Tina wandte sich an das kleine Mädchen, das neben ihr auf seinem Hocker saß. »Willst du meine Barbie halten?« fragte sie. Cheryl Therkelsen betrachtete die Frau gegenüber. Sie hatte etwas Hilfloses und Verlorenes an sich. Als sei sie auf dem falschen Planeten gelandet. Sie war vielleicht an die sechzig und am vorigen Abend mit ihrem Schweigen hier eingetroffen. Sie trug einen schreiend pfefferminzgrünen Pullover und einen langweiligen blauen Rock. Auch ohne nennenswerte Kenntnisse von Farbanalyse konnte Cheryl sofort sehen, daß Haut, Haare und Farben sich gegenseitig fast umbrachten. Das Gesicht der Frau war ziemlich blaß, ihre Blicke irrten umher. Sie schien nervös alle Einzelheiten der großen, gemütlichen Küche in sich aufzunehmen. Die Mutter des anderen kleinen Mädchens reichte der pfefferminzgrünen Frau die Kartoffeln.

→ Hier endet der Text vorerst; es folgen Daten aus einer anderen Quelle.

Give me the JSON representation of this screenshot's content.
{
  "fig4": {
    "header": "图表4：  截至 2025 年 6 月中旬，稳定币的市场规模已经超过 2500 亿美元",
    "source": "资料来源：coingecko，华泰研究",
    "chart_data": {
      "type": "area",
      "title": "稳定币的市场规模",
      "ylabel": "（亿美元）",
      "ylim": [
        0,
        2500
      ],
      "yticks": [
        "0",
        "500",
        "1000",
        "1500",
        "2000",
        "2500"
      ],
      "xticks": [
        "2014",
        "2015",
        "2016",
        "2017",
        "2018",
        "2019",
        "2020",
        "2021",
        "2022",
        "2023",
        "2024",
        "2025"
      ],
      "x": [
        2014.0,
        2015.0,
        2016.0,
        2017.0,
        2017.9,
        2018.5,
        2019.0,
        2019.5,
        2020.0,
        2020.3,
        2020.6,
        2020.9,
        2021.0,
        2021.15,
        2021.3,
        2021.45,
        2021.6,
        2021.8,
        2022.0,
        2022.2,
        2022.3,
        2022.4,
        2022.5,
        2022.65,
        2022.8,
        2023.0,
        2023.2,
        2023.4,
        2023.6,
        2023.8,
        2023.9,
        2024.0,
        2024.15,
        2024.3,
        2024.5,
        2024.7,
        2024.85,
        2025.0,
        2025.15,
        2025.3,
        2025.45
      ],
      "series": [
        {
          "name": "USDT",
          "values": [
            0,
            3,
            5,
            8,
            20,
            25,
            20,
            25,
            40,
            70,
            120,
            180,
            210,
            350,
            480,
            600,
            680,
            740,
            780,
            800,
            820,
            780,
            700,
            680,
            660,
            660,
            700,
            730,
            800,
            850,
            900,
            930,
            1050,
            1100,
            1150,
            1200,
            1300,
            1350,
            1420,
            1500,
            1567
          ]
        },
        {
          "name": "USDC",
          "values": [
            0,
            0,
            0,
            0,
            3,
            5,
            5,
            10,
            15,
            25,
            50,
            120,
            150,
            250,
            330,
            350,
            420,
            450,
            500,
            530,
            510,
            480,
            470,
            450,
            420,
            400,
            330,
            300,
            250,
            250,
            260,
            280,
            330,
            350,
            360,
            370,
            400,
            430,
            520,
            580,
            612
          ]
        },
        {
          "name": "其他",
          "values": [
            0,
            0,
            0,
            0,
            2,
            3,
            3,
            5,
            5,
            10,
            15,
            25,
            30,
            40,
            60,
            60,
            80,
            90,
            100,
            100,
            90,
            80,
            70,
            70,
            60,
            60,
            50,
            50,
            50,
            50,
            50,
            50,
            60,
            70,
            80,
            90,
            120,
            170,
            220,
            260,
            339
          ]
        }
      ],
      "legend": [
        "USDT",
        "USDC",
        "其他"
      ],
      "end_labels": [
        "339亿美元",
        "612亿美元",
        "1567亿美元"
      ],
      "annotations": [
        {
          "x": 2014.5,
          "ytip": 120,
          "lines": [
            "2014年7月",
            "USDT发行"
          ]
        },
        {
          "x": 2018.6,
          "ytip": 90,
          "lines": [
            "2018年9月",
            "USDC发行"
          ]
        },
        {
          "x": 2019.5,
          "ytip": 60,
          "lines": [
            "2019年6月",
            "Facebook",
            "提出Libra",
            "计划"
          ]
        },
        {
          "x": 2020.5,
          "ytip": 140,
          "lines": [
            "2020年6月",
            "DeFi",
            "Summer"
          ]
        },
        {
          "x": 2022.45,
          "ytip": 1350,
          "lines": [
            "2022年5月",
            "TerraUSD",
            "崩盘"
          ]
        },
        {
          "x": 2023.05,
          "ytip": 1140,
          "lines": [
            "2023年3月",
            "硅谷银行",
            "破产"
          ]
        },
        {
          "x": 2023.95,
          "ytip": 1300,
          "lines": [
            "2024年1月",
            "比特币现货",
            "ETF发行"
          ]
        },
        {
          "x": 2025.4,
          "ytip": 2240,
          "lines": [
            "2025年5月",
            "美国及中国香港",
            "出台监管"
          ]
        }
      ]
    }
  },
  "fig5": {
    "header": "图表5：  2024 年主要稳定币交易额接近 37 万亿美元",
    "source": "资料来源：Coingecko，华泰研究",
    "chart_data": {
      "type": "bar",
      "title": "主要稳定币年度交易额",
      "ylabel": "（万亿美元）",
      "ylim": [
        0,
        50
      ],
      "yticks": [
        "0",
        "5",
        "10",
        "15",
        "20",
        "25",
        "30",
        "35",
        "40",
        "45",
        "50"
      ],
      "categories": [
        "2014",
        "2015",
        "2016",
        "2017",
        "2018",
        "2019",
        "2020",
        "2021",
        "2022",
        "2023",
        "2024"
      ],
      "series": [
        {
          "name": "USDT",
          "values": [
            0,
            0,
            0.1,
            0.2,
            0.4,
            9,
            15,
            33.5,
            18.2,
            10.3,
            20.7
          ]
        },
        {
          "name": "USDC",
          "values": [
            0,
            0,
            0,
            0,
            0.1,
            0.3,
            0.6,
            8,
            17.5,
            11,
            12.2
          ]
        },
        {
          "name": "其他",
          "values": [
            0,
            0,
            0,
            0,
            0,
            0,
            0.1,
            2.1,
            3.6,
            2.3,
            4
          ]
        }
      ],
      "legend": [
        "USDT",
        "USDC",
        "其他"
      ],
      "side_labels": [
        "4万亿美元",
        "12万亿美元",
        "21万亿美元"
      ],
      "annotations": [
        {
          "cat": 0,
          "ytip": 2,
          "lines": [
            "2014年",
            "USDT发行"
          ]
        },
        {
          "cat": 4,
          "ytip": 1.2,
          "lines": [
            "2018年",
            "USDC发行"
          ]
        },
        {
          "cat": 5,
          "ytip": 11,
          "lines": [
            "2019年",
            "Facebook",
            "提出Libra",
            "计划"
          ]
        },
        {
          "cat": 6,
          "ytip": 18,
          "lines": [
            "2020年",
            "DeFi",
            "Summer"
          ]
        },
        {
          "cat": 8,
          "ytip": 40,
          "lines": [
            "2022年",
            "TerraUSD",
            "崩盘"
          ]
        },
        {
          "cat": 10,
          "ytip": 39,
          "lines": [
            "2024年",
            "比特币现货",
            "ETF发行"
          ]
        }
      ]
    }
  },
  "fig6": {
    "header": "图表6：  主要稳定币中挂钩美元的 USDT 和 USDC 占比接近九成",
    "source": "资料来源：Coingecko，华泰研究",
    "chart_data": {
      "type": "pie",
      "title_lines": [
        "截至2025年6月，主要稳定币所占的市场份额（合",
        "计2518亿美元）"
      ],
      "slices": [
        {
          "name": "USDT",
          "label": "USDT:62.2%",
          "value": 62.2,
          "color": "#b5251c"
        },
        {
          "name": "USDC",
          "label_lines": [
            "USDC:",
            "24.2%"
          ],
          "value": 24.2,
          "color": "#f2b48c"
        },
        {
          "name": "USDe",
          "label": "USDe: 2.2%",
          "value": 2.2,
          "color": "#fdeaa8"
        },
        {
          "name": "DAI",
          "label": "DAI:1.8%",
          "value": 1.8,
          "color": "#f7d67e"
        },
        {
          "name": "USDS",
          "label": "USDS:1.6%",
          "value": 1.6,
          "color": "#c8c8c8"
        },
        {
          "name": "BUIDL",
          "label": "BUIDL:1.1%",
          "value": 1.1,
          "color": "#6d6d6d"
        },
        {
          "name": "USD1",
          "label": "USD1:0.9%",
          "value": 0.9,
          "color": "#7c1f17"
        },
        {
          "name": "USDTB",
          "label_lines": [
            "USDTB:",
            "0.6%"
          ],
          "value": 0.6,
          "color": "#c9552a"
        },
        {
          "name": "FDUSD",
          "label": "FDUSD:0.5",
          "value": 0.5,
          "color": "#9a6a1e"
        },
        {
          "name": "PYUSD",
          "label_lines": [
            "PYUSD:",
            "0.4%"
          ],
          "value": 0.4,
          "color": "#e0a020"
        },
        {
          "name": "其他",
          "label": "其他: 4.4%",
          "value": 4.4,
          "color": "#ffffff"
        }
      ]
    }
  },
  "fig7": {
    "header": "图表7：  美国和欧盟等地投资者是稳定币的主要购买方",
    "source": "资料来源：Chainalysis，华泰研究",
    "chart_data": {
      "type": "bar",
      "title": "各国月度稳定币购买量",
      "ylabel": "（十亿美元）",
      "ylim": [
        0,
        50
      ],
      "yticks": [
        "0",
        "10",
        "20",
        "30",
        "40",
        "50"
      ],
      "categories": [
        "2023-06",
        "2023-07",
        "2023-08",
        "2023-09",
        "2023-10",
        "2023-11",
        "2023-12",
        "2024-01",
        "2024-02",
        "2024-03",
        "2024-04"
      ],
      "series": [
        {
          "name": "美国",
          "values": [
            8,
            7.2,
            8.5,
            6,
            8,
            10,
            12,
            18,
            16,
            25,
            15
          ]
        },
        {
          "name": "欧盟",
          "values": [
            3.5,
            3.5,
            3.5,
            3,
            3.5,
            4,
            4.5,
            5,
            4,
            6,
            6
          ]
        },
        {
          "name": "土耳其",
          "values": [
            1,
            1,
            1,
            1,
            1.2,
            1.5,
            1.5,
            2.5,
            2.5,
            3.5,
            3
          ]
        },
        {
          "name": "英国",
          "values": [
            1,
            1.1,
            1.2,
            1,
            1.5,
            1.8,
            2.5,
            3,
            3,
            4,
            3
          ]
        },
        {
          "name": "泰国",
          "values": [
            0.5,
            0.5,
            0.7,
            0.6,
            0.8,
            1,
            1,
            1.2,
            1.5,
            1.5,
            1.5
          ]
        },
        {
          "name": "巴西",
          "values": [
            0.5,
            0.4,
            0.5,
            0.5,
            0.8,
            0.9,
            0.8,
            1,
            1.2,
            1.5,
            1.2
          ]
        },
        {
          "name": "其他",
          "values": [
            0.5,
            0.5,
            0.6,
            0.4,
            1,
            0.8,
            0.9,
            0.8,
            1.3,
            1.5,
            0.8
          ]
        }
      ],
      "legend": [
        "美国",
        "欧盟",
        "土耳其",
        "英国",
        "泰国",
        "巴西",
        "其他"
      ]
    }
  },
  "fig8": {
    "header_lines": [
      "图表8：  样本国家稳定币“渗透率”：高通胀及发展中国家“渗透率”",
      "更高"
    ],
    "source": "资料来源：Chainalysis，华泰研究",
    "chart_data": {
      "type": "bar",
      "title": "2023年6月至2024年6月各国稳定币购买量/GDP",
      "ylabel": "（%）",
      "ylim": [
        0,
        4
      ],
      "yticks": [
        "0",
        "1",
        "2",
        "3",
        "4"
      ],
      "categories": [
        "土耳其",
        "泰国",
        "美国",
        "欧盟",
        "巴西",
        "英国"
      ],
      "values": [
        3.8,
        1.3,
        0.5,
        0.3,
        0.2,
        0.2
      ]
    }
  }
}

»Mal sehen, ob wir einen Nachtisch finden«, sagte Sonja Petersen, nahm die Salatschüssel von der Anrichte und stellte sie mitten auf den Tisch, dann ließ sie sich neben der neuen Frau auf einen Hocker fallen.
Sonja Petersens Auftreten war von autoritär beruhigender Wirkung. Sie wußte, wie sie zu sprechen, flüstern, trösten und lachen hatte. Sie wußte wie, warum und wann.
Hugo Wift, der dünne schlaksige Zivi im gelben Pullover saß auf der anderen Seite der Frau in Pfefferminzgrün. Er lächelte John quer über den Tisch hinweg zu. »Dein Dino war toll«, sagte er.
»Das heißt nicht Dino, das heißt Dinosaurier«, sagte der Junge.
Hugo Wift lächelte. »Vielleicht kannst du einen zeichnen, den wir einrahmen und hier an die Wand hängen können?«
»Auch, wenn ich nicht mehr hier bin?« fragte der Junge.
»Ja, für immer«, antwortete Hugo.
John wollte noch immer kein Fleisch, und Cheryl beschloß, ihm seinen Willen zu lassen. Was brachte es schon, sich deshalb zu streiten! Und auch ihr wurde schlecht beim Anblick des gebratenen Fleisches. Sie hatte noch den Geschmack des warmen Fleischklumpens im Mund, des Fleischklumpens, den sie Svend aus dem Arm gebissen hatte, den Geschmack des heißen Blutes, das ihr in kleinen Bächen in den Mund geflossen war, während er ihr die Haare an der linken Schläfe ausgerissen hatte. Auch der Schmerz war noch da. Vorsichtig strich sie sich mit den Fingerspitzen über die Wunde. Danach nahm sie sich ein Kotelett und legte es neben ihren Teller, während ein Eisengeschmack ihre trockene Mundhöhle füllte. Sie konnte den Gedanken daran, dieses Fleisch im Mund zu haben, nicht ertragen. Sie nahm einen Schluck Wasser. Wie hatte er noch geheißen, der kleine Vogel im Nachbarhaus, als sie noch klein war? Jordy. Jordy hatte er geheißen. Sie lächelte ganz leicht und fragte sich, warum ihr gerade jetzt Jordy eingefallen war. Er hatte zitronengelbe Federn gehabt, ganz hell oben, wo die Brust in den Kopf überging. Der Vogel hatte seltsam knurrend gesprochen, dieses Geräusch schien nicht aus seinem Schnabel zu kommen, sondern direkt aus seiner Kehle. »Wake up, wake up«, knurrte er sehr oft.